# [Physics] Relative motion problem

homework-and-exercisesnewtonian-mechanicsrelative-motion

A man travelling in a car with a maximum constant speed of 20m/s watches the friend start off at a distance 100m ahead on a motorcycle with constant acceleration a. The maximum value of a for which the man in the car can reach his friend is :

(a) 2 m/s2 (b) 4m/s2 (c) 1 m/s2 (d) None of these.

I was trying to solve this question and all I could do was this. Please give me a hint on how to solve this.

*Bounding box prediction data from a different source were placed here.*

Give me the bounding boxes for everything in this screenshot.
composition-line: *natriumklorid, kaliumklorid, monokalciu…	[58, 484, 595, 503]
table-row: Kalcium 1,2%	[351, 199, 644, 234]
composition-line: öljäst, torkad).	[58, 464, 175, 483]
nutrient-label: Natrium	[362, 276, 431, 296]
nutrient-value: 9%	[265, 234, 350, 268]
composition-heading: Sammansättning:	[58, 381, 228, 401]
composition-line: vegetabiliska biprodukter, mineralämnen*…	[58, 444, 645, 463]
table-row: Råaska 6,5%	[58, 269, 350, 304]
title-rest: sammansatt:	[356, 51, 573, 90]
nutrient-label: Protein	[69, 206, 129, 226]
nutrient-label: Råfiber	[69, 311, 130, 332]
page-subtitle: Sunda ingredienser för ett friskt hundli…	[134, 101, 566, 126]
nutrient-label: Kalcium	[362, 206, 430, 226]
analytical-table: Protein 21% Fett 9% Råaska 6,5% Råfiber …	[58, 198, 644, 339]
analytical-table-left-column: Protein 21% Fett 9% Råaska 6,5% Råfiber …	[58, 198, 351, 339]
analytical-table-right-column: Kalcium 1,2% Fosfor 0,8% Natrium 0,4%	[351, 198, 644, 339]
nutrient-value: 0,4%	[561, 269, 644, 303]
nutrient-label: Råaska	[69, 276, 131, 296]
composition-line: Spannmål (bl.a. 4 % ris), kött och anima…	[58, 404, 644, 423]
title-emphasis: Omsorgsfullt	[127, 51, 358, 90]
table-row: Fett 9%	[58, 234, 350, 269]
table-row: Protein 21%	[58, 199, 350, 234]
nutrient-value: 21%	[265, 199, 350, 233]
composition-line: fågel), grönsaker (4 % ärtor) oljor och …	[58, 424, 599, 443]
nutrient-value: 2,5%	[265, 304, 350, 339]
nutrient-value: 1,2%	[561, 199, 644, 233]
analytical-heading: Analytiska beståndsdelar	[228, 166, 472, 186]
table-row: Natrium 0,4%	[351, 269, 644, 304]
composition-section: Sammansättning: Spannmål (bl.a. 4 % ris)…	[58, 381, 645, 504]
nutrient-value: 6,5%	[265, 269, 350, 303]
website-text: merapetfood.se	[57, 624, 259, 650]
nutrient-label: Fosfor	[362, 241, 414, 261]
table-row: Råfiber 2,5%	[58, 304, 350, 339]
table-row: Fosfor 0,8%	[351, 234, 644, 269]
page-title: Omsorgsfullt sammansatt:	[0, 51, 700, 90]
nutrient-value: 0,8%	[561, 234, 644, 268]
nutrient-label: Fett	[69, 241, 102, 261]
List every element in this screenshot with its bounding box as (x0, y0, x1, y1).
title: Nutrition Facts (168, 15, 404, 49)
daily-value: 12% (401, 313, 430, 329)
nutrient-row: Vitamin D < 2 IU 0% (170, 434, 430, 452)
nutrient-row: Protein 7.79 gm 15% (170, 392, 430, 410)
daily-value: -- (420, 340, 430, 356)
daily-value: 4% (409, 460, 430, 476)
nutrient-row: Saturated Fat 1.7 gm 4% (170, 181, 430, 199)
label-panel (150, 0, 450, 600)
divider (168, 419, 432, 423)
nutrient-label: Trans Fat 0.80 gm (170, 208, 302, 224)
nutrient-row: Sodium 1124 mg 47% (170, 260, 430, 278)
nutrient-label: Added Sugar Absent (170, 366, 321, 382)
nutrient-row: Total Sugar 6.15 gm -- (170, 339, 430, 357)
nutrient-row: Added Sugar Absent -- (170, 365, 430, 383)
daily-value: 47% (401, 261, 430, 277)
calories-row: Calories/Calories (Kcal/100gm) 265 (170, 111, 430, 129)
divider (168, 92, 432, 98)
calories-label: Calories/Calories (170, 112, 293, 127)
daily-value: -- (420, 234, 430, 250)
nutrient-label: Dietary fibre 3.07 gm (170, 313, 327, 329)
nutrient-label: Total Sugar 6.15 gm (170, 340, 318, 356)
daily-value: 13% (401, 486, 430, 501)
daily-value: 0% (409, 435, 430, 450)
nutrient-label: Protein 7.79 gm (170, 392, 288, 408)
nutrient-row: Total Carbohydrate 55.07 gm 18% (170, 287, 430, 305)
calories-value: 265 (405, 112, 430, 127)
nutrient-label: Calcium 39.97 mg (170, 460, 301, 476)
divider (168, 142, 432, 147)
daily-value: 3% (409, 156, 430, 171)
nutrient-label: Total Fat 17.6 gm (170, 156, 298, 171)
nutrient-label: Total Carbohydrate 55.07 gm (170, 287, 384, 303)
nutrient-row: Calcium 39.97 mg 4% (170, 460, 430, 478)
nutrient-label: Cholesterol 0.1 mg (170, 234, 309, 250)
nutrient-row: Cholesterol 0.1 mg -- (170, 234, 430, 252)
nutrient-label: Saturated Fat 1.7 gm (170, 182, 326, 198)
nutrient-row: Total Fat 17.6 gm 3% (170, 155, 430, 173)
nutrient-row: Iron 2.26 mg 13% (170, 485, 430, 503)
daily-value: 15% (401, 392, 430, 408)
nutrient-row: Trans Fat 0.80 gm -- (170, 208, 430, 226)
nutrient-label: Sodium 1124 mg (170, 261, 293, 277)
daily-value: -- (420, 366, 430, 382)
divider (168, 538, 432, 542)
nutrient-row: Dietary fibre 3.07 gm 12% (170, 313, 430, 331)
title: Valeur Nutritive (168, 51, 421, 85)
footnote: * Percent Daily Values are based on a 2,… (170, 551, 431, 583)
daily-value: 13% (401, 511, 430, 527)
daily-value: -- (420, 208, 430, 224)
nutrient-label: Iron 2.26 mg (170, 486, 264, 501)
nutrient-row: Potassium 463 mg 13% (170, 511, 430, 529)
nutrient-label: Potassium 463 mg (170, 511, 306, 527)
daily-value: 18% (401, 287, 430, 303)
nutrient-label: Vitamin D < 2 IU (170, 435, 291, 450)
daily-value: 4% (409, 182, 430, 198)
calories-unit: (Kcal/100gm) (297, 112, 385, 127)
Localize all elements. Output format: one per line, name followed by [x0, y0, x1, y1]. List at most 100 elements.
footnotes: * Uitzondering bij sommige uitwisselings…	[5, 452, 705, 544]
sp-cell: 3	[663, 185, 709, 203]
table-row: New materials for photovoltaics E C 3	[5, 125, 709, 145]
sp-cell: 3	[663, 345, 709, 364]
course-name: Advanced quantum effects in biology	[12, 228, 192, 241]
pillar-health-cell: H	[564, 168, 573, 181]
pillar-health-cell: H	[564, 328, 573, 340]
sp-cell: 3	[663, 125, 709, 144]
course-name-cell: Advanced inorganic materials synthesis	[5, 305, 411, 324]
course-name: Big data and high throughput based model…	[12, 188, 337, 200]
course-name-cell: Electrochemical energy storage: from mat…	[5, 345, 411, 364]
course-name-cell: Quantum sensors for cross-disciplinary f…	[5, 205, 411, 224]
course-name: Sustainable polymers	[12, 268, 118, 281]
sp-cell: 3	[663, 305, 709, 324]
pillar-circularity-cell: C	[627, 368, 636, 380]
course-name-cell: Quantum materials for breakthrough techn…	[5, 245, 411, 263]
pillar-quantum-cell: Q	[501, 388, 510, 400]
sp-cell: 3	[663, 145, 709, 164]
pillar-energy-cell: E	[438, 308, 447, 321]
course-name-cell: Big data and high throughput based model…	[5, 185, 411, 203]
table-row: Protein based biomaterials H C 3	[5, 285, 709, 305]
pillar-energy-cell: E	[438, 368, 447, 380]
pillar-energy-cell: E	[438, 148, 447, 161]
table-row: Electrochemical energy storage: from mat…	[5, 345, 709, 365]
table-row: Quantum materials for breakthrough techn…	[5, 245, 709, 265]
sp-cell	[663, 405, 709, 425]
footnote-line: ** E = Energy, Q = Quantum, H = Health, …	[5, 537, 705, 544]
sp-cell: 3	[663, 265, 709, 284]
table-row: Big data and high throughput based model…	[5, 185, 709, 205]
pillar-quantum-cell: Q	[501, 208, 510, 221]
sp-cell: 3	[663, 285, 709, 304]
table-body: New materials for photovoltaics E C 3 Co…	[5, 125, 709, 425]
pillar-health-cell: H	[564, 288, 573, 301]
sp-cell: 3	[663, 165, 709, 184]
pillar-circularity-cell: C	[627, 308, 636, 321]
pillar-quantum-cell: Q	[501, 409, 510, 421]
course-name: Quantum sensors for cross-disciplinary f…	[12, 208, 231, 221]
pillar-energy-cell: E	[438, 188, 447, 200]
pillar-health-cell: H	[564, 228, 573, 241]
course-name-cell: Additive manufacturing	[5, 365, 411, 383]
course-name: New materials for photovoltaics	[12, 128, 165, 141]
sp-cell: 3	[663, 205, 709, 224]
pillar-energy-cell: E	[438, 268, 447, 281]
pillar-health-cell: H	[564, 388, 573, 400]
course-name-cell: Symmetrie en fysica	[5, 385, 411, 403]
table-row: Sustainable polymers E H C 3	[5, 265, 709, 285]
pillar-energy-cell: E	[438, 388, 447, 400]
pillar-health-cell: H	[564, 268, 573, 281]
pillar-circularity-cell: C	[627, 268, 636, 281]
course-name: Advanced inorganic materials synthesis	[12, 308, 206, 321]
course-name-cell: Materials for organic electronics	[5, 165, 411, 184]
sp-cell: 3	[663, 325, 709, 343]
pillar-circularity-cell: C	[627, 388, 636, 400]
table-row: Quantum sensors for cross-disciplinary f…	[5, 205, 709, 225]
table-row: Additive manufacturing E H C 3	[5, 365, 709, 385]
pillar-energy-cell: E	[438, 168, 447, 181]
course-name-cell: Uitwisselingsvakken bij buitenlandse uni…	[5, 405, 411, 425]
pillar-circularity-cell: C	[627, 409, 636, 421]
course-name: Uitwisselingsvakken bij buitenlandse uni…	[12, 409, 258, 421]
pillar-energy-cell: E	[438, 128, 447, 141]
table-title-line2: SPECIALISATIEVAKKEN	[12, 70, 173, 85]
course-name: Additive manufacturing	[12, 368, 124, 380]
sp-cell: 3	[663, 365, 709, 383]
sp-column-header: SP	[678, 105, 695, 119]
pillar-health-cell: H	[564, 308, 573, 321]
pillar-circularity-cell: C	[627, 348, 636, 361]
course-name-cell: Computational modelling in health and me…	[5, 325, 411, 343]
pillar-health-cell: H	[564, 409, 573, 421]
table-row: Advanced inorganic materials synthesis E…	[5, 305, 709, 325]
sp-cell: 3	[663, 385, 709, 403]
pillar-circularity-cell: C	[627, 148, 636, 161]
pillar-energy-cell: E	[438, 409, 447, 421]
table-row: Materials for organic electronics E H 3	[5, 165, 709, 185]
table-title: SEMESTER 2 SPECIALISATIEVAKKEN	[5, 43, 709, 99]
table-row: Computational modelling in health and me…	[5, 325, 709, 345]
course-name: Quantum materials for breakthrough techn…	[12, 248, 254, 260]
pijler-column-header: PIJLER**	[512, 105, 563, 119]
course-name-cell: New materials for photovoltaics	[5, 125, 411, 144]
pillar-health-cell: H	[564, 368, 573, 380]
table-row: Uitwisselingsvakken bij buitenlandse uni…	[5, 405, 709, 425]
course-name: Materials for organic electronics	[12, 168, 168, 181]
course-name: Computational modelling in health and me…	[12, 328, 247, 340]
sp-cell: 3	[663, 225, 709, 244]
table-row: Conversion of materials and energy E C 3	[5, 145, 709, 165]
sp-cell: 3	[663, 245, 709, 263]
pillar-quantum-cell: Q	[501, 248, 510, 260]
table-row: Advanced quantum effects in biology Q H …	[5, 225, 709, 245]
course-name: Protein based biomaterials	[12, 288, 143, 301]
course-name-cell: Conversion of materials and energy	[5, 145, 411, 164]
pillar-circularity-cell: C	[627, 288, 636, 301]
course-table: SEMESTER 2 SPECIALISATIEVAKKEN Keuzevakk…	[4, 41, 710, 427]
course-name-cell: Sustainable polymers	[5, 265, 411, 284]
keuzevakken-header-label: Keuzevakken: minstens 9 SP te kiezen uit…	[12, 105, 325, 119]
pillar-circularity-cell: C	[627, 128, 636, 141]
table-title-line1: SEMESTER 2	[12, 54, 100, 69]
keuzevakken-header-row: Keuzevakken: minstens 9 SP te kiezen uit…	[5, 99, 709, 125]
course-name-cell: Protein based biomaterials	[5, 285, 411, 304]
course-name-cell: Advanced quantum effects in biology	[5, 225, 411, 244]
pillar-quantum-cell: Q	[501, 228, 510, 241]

If the motorcycle starts at $x=0$ at $t=0s$, then the position of the motorcycle is given by

$x = 0.5·a·t^2$, dependent on time $t$.

The car starts at $x = -100m$ at $t=0s$ and is on time $t$ at

$x = -100m+vt$

for the velocity $v = 20m/s$. Now equate these equations to get

$-100m + vt = x = 0.5at^2$.

You can solve this quadratic equation, but maybe it can occur that you get negative numbers in square root, something which would be unphysical. The value of the discriminant (number under square root) must be positive; therefore you must search, when the discriminant is Zero (on this value of $v$ the Transition to unphysical solution, the negative discriminant, takes place).

That condition allows you to solve by $v$.